Jetzt hätte ich erwartet, daß beim Aufruf von z. B. "Login manger" eine Passwortabfrage kommt, ist aber nicht der Fall. Wenn ich die gesamte "system setting" Application über kdesu aufrufe, funktioniert es zwar, aber dann werden ja alle Desktopeinstellungen von root geändert. Beim Kubuntu meiner Frau wird das root Passwort NUR bei den System - relevanten Einstellungen abgefragt. Wie kann ich dieses Verhalten bei "system settings" erreichen?

-Erdie

----------

## firefly

das Feature ist in KDE4 noch nicht komplett umgesetzt für alle module, welche root rechte brauchen. Ich vermute kubuntu hat da eigene patches eingebaut.

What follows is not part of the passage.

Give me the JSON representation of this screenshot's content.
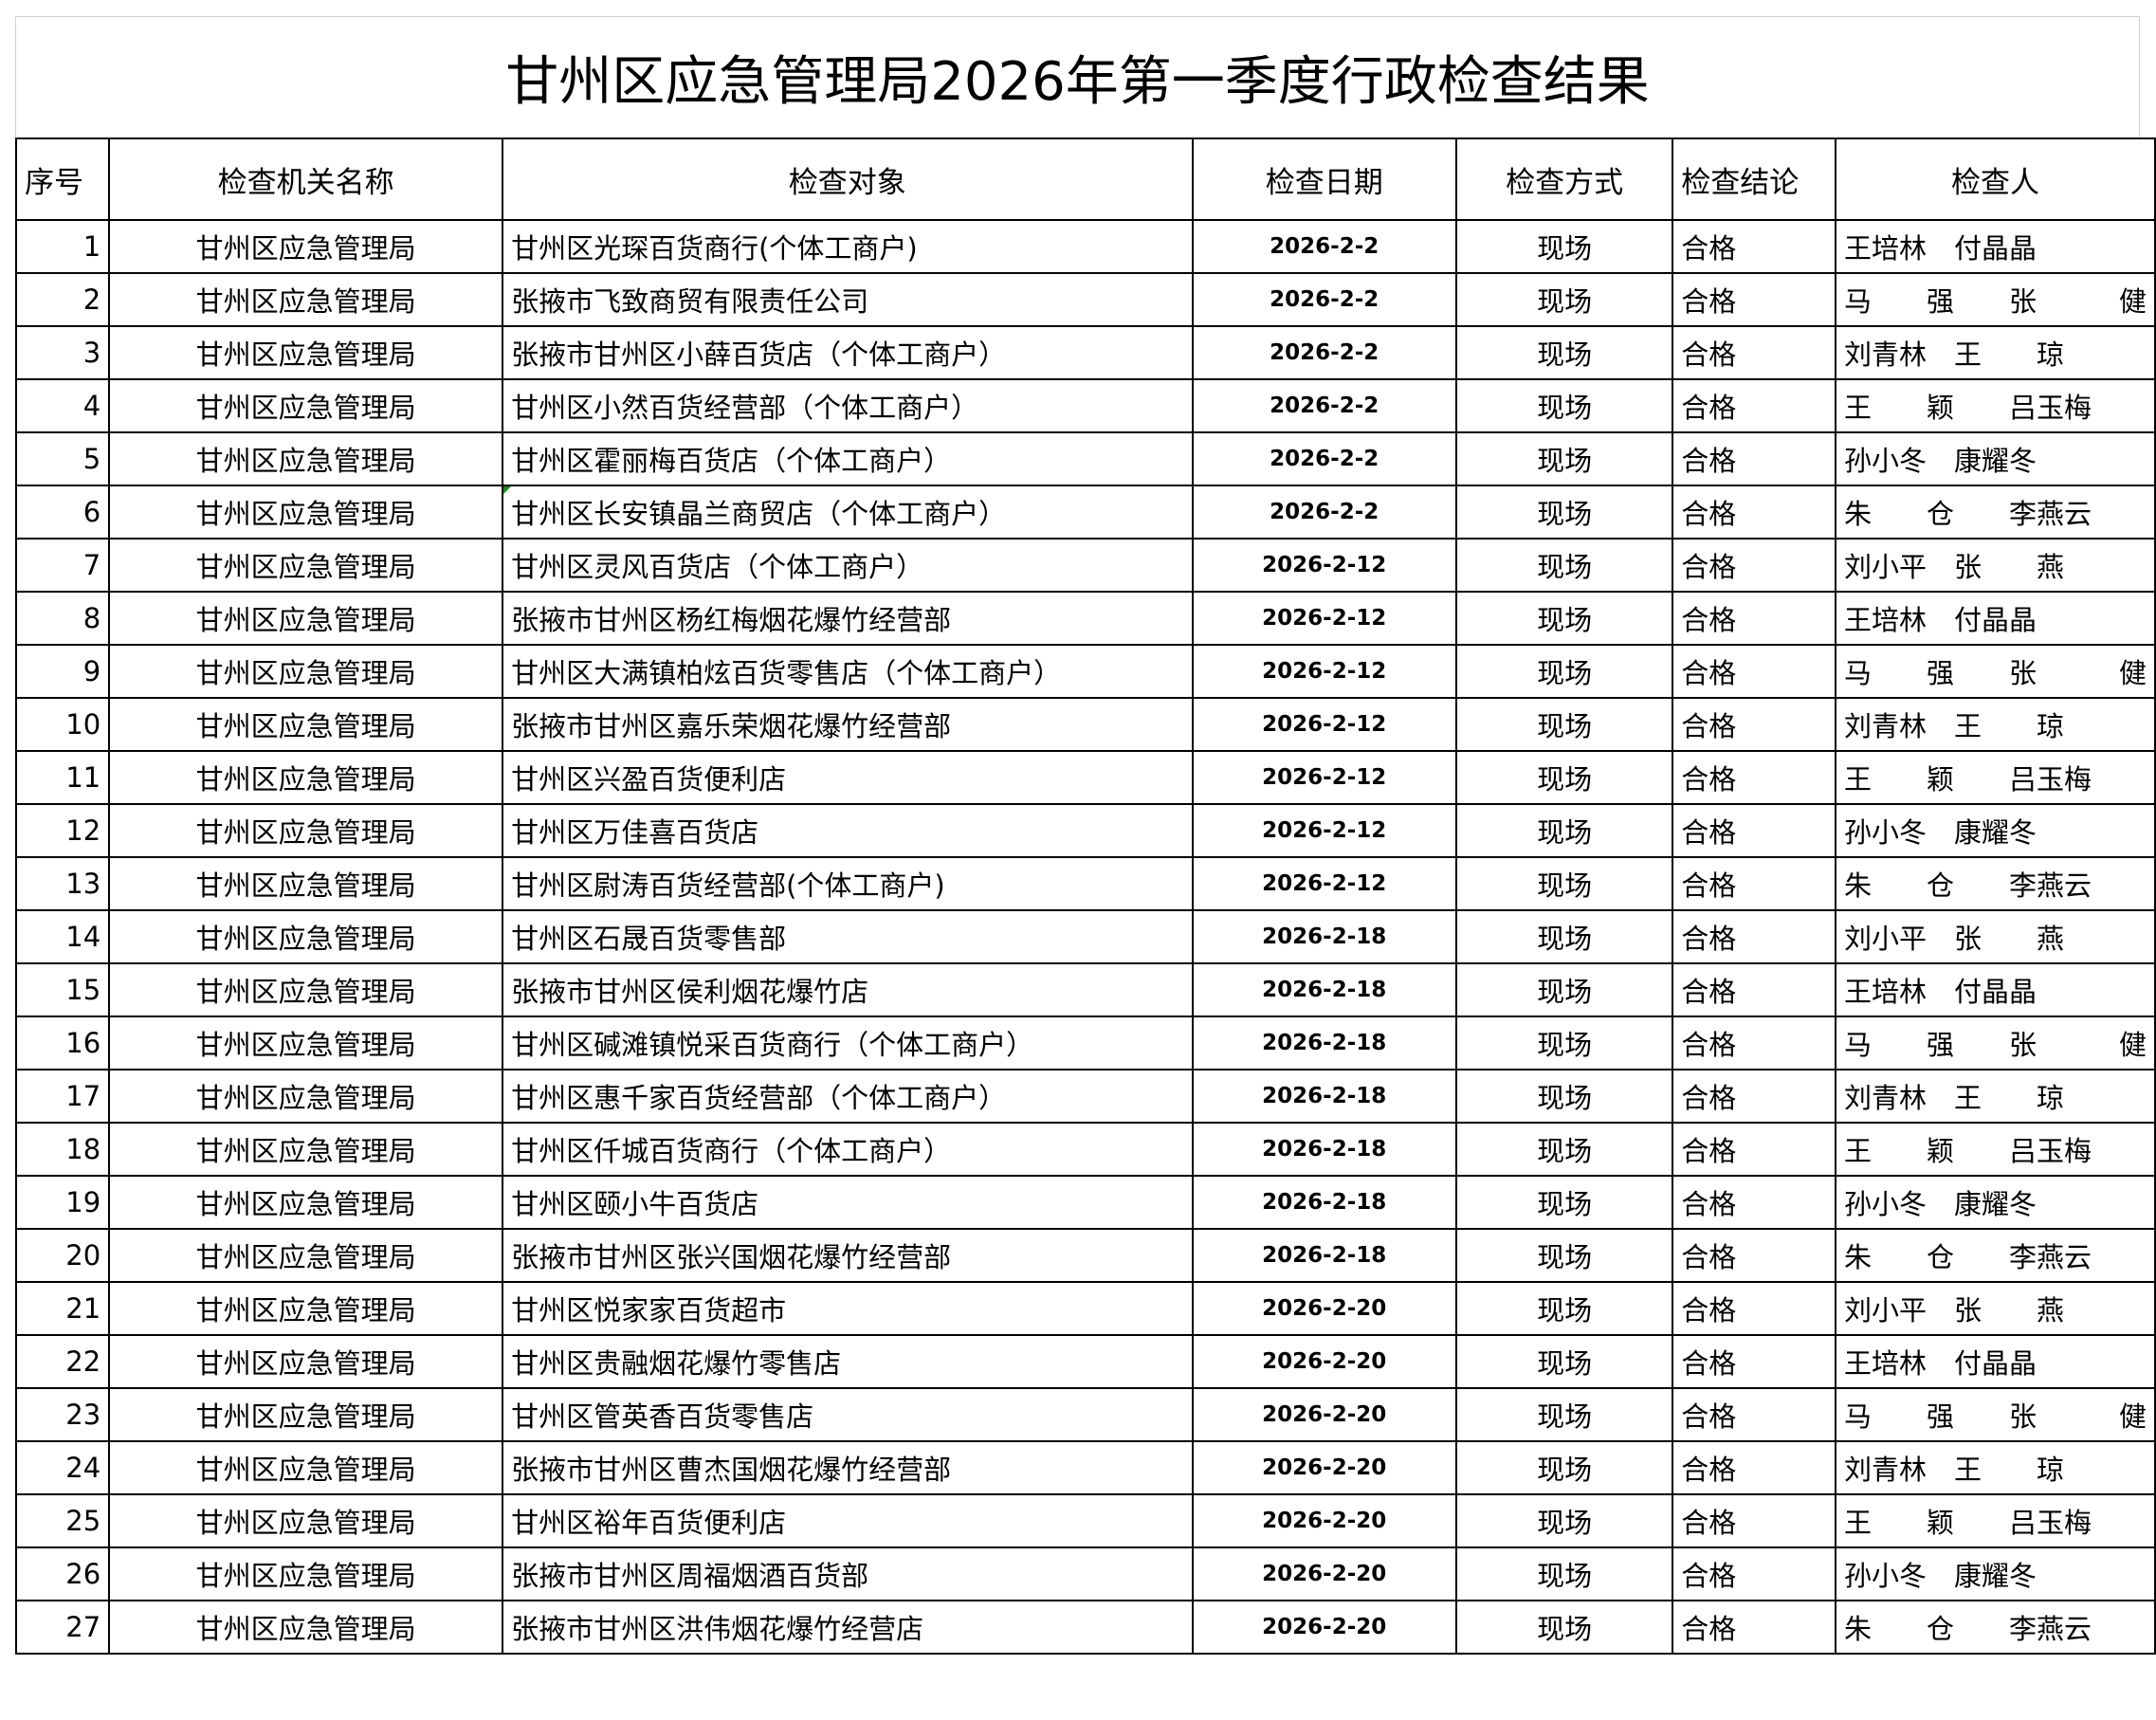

In KDE4 sollen die Systemsettings module, welche root rechte brauchen, policykit verwenden um erweiterte rechte zu erhalten. Im trunk ist, soweit ich weis, bis jetzt nur das modul für die Uhrzeit auf policykit umgestellt worden.

----------

## Erdie

Und der workaround wäre dann, systemsettings als root zu starten falls ich etwas machen möchte wie z. b. kdm konfigurieren? Oder gibt es eine Alternative?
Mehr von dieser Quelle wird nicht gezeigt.